The province's Utility and Review Board said the privately owned utility has agreed to virtually all of its 32 suggestions for improvement, including a recommendation that would see Nova Scotia Power send text messages to customers experiencing outages.
"Texting is a very popular communications channel, one that has been leveraged by utilities in the U.S. to gather outage reports and communicate (during) ... large storms and outages," the report says, quoting a consultant that conducted research for the board.
As well, the board said Nova Scotia Power will overhaul its automated telephone line to provide individualized outage restoration times to callers.
The board is also calling for a revamped interactive online outage map that won't crash when a major storm moves in and Internet traffic goes up.
"The issue of greatest concern to the board is the failure of (Nova Scotia Power's) communication systems to provide accurate information and, indeed, be accessible to customers during the storm and the restoration efforts," the board said.
"Similar issues arose following the storms of 2004 and a great deal of effort and money was spent upgrading these systems, yet, similar problems occurred with Arthur."
The board said Nova Scotia Power has to stop its practice of reporting that power has been restored when fewer than 100 customers remain offline in a given area.
"Clearly, this inability of the system to recognize and predict restoration time in pockets of outages for 100 customers or less is a critical deficiency in the system," the report said.
Nova Scotia Power has been told to provide an update on its progress on Oct. 31, following by a work plan for long-term action by Nov. 15.
The report also says the utility must activate its emergency operations centre at least 12 hours before a major storm hits — something that wasn't done the day before Arthur arrived — and keep it open until all power is restored.
Post-tropical storm Arthur hit the province on July 5, leaving a total of 245,000 customers without power at some point, some of them for as long as eight days.
Nova Scotia Power said it was the most severe storm the province had faced since hurricane Juan ripped through the Halifax area in September 2003, causing widespread damage.
The utility faced intense criticism after its outage website crashed, its customer service phone lines were jammed and customers were repeatedly given erroneous information about when power would be restored.

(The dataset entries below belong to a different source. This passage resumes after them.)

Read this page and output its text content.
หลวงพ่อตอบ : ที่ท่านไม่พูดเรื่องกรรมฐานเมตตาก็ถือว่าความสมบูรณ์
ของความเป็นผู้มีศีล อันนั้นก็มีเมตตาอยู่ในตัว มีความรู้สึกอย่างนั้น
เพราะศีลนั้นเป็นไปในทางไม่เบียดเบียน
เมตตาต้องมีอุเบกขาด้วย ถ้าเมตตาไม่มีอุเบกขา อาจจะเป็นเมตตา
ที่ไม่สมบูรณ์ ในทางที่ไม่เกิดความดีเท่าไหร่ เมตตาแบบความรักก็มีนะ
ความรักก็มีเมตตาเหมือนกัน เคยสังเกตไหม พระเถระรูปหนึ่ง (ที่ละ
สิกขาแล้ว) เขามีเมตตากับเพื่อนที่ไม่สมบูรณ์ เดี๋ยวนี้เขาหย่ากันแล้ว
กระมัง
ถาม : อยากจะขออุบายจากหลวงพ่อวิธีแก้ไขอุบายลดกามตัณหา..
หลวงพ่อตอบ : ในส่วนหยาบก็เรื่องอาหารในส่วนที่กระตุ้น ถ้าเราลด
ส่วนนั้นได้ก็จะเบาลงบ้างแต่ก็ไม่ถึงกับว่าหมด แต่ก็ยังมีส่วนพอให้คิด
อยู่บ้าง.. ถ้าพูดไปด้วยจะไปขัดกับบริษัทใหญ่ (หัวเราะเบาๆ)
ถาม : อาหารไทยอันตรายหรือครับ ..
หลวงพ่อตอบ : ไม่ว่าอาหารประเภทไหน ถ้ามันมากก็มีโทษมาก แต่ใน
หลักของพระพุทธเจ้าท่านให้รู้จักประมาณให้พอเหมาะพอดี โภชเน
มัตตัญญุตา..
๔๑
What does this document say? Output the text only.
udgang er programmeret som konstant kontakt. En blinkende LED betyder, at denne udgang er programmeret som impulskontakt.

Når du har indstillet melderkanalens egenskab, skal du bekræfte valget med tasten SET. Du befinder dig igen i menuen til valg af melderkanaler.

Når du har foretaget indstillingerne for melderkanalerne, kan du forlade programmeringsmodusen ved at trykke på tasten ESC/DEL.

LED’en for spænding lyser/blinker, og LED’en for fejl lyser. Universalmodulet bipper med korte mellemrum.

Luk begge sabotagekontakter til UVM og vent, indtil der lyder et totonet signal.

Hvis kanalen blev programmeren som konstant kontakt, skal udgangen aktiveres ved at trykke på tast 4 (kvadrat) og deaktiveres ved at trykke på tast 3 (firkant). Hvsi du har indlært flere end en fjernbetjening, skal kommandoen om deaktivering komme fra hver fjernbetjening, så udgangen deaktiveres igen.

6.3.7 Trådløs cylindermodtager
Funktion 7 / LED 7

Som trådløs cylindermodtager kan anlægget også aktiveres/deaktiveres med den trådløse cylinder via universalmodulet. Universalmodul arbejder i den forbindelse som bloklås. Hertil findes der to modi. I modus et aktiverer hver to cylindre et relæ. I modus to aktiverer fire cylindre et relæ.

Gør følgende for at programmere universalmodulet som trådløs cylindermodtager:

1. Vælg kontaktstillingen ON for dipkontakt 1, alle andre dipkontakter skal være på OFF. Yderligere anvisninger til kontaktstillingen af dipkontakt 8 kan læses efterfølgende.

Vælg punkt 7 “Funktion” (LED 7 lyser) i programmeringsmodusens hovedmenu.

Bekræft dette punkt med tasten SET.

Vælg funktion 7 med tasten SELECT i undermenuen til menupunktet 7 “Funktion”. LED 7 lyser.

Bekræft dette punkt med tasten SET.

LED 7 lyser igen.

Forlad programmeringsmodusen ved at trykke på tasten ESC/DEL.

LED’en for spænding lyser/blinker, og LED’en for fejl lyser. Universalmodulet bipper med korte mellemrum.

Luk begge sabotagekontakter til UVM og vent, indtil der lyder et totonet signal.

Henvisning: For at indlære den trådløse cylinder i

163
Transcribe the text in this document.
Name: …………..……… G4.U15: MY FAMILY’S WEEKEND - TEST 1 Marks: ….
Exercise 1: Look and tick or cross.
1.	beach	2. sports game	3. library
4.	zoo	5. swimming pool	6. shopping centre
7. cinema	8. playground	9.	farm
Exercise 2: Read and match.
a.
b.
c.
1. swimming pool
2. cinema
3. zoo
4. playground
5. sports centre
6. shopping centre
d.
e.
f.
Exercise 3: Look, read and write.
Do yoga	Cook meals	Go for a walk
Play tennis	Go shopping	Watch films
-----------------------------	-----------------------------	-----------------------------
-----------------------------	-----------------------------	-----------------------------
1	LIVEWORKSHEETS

The board also found there was confusion among some of the crews working to restore power.
"(Nova Scotia Power) noted that during restoration there were instances where tree crews were dispatched to clear trees that already had been cleared by Department of Transportation and Infrastructure Renewal," the report said.
Last month, Nova Scotia Power said it will get more detailed weather forecasting services and improve its website. And the company has conceded its damage prediction model needs a reboot because it failed to foresee the amount of damage the storm could cause.
The board concluded its review by saying it wants to take a closer look at the utility's vegetation management, given the fact that most outages caused after July 5 were the result of trees pulling down power lines.
The board said it needs to find out more about the jurisdiction of municipalities and the rights of the utility and private property owners before it decides whether a separate public hearing is needed.